装置は一部が崩れ落ちて壊れたが、爆発はしなかった。
しかし、汚染水はまた少し漏れ出た。
ジョーはそれをエアガンのバーナーで焼いて蒸発させた。
今の処、有効な方法はこれしかなさそうだ。
だが、蒸発させた後には、何か緑色の粉のような物が残った。
これは例の『藻』の正体かもしれない。
念の為、ジョーはそれを慎重に持っていた容器に採取した。
バードスタイルなら触れても大丈夫だと博士は言っていた。
「くそぅ。浄化装置が来るまで、手を拱いて見ていなければならねぇのか?」
ジョーは舌打ちをして呟いた。
だが、此処は敵基地。
油断はならない。
指揮官がいる筈だ。
必ずこの装置の近くに……。
ジョーはそいつを倒す事にした。
ベルク・カッツェはいなくても、それに代わる隊長が配備されている筈だった。
こっちから行ってやらなくても出て来るかもしれないが、それを待っている程ジョーは悠長な性格ではなかった。
「上手く装置を破壊してくれたではないか?
 汚染物質を殆ど流出させずに破壊するとは、見事なものだ」
ジョーが部屋を出て行こうとした時、床下からセリのような物に乗って上がって来た者がいた。

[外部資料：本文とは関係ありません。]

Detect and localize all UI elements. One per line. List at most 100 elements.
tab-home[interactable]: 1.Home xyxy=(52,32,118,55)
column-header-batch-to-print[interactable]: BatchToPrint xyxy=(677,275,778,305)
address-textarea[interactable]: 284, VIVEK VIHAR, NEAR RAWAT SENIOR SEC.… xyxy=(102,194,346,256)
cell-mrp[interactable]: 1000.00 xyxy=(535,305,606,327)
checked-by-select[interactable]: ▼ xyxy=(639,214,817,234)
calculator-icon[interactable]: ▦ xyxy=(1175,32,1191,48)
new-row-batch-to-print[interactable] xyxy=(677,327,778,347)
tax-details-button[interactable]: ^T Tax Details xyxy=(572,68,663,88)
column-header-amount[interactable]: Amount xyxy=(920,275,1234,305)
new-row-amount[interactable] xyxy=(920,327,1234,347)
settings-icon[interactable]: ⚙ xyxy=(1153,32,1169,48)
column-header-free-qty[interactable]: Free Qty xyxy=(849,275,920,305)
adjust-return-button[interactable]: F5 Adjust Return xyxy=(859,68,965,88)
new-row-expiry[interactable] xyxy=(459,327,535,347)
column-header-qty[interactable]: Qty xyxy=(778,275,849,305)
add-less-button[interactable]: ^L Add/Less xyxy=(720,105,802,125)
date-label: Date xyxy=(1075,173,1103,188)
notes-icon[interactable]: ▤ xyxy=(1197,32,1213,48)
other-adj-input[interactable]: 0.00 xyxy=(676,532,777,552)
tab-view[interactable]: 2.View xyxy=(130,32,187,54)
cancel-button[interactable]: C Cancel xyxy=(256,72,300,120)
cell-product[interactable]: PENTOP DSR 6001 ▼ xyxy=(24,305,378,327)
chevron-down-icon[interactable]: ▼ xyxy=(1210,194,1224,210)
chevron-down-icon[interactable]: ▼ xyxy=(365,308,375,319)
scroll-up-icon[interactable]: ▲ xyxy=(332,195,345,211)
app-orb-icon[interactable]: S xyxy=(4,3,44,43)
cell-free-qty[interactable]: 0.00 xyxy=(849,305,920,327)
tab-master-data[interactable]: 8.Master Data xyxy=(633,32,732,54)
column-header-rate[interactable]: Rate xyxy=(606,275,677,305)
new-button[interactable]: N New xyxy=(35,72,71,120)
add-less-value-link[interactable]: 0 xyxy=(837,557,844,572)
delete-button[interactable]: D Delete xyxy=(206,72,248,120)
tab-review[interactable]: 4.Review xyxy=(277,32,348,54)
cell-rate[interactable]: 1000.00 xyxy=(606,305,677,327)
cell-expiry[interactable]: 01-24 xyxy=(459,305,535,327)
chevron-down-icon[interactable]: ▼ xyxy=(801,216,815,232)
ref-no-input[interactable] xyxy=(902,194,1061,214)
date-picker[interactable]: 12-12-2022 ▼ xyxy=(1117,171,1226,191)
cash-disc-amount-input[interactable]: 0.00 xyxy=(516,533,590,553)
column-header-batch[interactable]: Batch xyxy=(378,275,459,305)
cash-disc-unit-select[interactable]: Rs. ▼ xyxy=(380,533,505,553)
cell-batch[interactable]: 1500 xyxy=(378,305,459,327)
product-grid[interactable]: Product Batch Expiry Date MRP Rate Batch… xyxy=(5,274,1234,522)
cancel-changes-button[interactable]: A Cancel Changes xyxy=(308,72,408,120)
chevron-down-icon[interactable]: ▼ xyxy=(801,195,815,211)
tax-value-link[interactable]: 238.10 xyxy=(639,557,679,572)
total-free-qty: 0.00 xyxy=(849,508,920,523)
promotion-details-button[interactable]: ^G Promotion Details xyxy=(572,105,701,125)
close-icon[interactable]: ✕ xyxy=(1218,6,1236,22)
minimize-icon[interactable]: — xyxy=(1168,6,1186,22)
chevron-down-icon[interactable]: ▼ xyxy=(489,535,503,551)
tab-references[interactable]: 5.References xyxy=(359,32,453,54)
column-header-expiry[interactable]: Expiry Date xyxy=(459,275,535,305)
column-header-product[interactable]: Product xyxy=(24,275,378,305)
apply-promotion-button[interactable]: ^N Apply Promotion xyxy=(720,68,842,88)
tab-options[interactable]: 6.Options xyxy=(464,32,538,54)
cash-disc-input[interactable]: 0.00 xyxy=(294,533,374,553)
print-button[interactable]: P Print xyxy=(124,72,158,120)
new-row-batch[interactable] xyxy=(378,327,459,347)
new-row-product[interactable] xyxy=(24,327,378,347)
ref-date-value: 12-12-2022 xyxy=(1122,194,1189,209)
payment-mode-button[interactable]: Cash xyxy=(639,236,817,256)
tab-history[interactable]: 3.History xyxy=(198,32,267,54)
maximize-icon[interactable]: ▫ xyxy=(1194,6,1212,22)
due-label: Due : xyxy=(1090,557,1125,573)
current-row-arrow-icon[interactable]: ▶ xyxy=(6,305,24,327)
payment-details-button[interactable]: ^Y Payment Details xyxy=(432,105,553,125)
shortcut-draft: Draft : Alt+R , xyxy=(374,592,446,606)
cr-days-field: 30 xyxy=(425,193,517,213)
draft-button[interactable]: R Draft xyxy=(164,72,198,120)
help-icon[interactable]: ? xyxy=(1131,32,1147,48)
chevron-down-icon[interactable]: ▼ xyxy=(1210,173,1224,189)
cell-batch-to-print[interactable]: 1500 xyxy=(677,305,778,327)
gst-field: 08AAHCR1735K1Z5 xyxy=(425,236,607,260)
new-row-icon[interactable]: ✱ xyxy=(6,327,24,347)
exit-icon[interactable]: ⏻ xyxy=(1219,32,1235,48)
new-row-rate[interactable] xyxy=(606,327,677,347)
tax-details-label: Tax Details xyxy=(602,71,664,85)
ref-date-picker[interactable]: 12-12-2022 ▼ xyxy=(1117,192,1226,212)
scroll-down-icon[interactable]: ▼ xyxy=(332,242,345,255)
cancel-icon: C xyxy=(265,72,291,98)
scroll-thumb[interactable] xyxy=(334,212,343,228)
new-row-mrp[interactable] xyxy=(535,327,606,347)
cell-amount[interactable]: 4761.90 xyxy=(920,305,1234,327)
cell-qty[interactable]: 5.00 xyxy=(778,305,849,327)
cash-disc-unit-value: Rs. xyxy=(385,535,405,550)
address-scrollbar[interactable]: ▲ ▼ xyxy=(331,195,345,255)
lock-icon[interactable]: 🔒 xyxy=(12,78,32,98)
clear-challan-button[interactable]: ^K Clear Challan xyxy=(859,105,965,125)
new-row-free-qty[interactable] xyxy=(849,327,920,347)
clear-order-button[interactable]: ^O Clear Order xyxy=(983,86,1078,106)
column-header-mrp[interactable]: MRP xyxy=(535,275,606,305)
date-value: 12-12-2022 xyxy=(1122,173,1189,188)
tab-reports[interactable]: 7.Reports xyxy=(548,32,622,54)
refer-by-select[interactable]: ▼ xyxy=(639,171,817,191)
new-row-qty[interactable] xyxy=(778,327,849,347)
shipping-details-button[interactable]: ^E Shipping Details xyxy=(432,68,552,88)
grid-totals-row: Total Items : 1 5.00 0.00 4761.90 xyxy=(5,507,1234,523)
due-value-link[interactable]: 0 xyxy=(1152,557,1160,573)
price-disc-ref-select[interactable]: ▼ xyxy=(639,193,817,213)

ヒトラーのような軍服姿に制帽、そして、鞭を持っていた。
片眼には黒い眼帯を着けている。
片眼が不自由なのか、それとも眼帯に何か武器が仕込まれているのかもしれない。
どちらにせよ、片眼が塞がれている奴で闘い慣れている者は、見えない方が異常に強い事がある事を、ジョーは知っていた。
これは用心して掛からねば…、と彼は自身に言い聞かせた。
こう言った敵は却って厄介なのだ。
相手が両眼が見えていると判断して闘うのが正解だとジョーは思った。
「汚染物質はまだこのダムの地下に大量に眠っている筈だ。
 此処を停めたからって、またダムの水に混ぜ込む事はおめぇ達には簡単な事なんだろうぜ」
「良く解ったな、小僧。ませて見えるが、見た処まだ10代だろう?」
「悪かったな。実際の歳より老成して見えるらしいぜ。俺は18だ」
「そんなに若い生命を散らしてしまうのは、勿体無い事だが、生憎カッツェ様の命令でな」
敵の隊長が不気味に笑った。
「解っているさ。カッツェが狡猾だって事はよ。
 身に沁みて解ってる。
 俺はあいつに両親を殺されたんだからな。
 直接には手を下しちゃあいねぇが、命令したのは奴だって事ぁ解ってる」
「ほう…。それで科学忍者隊に入った訳か。復讐の為に」
敵の隊長が感心したような声を上げた。
今までの隊長と少し毛色が違う。
命令だから仕方なくジョーを殺そうとしている感じが窺えた。
「違う。科学忍者隊に組み込まれたのは偶然と言ってもいい。
 俺は1人でも、ギャラクターに立ち向かっただろうぜ」
「惜しい。実に惜しい。こんな若者を殺さなければならないとは…」
「さて、どうかな?俺が死ぬと決め付けている処が気に喰わねぇぜ」
ジョーが不敵にもニヤリと笑った。